ROMA - “Io di certo non voglio votare. Però pretendo che si governi bene e lealmente”. Sono le dichiarazioni di Nicola Zingaretti rilasciate in un’intervista a la Repubblica in cui il segretario del Pd si dice un po’ stanco della “ricerca ossessiva di polemiche e visibilità, perché questa è una degenerazione della politica che gli italiani non tollerano più e in tal modo resterebbe solo il governo delle poltrone, dei ministeri e delle nomine”. “Si producano fatti”, invece, anche perché noi del Pd, dice, “restiamo solo finché” questo governo “produce risultati utili al Paese”. Punto. Non è un ultimatum ai riottosi di Palazzo Chigi, ma quasi.
E se sul merito di ciò che si è fatto Zingaretti si dice “soddisfatto”, nel metodo “non va” perché “la cornice di litigi, polemiche e rincorsa a mettere bandierine sui provvedimenti rischia di oscurare quanto di buono è stato fatto”, aggiunge. Tra le cose buone fatte, ovviamente ci sono “i 23 miliardi recuperati per evitare l’aumento dell’Iva” che hanno “fermato la valanga sul villaggio”.

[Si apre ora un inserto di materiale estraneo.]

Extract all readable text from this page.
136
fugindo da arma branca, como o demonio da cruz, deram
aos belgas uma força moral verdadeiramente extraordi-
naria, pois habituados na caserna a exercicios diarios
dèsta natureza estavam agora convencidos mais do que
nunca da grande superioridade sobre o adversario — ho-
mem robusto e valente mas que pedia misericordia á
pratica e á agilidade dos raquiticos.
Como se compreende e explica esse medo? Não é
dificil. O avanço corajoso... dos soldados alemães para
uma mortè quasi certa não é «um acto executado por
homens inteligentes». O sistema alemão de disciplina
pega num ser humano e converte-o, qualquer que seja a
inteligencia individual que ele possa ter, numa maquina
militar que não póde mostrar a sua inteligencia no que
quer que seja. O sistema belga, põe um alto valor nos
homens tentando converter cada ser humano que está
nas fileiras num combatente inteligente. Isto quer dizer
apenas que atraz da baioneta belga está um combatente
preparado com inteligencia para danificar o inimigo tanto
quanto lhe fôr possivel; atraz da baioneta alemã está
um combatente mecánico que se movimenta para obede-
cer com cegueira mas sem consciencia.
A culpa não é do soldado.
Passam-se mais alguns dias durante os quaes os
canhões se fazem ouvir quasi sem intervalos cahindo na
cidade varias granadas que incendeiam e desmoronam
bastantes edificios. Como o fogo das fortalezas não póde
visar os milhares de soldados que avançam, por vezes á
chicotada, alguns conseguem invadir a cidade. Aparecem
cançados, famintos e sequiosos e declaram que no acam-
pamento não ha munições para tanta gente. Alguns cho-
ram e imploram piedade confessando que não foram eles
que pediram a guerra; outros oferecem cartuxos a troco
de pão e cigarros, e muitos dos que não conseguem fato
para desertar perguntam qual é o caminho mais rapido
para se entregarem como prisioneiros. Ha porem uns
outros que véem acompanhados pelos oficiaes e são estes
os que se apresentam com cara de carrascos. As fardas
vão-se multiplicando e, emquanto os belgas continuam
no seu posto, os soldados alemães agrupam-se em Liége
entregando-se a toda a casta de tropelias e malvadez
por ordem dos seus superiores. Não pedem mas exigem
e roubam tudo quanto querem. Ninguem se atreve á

E poi si è complessivamente “passati dalle balle e dai debiti di Salvini” che aveva avanzato l’idea di voler “tassare le cassette di sicurezze e mettere 15 miliardi sulla flat tax, a una prima grande inversione di tendenza: taglio delle tasse sul lavoro, 11 miliardi di investimenti green, finanziamenti per Industria 4.0, asili nido gratuiti, bonus per le facciate dei palazzi e l’introduzione del piano casa” nel quadro di “un compromesso corretto”. Tanto che i mercati “rispondono bene al fatto che ci saranno più soldi nelle tasche degli italiani”.
Sull'evasione fiscale, il segretario del Pd dice che “non bisogna avere paura di chiamare “furto” l’evasione prevedendo pene adeguate per chi ruba tanto” anche se la lotta “non si fa con i provvedimenti a effetto, che vanno sui giornali per 48 ore e poi non cambia nulla”.